In Ilam district, Sita, a 15-year-old girl, became pregnant after being raped. She could not get safe abortion services without a police case. So, thinking of protecting her family’s image, Sita (identified with a pseudonym) took abortion pills her father got from a local pharmacist. Later, her father asked her not to take it, even though she had bought it.
And as a result, the court cleared the charges of her father and the pharmacist. But she was punished by the law, instead of being treated as a survivor in need of care.
Her case shows how criminal law, complicated procedures, and fear in institutions come together, and women and girls often suffer as a result.

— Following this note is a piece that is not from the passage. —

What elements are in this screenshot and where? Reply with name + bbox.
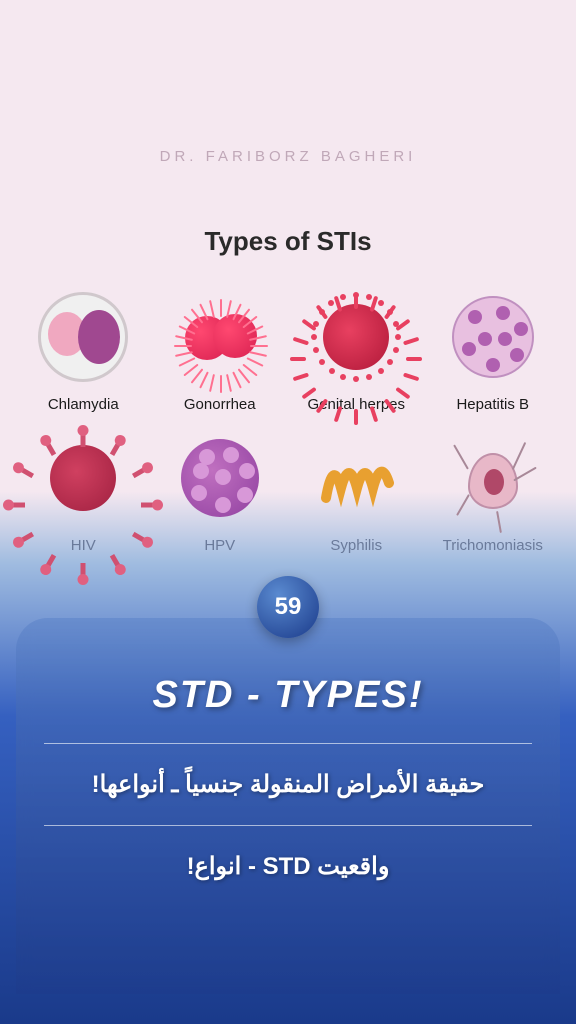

WHO has warned that adolescents face the highest risks when abortion access is restricted, as fear and dependency leave them with few safe options.
Nepal worked hard to legalise abortion, mainly to reduce maternal mortality. That effort succeeded.
But cases like those of Kalpana, Sarita, and Sita reveal a hard truth: just making abortion legal is not enough.
As long as abortion is still treated as a criminal offence, women will continue to experience it not as healthcare, but as suspicion through police stations, courtrooms, and even jail.
Advocates say that decriminalisation is not about removing protection. It is about aligning Nepal’s practice with its laws, its public health goals, and its international obligations. It is about ensuring abortion is treated as what it already is under law: a reproductive health right, not a crime.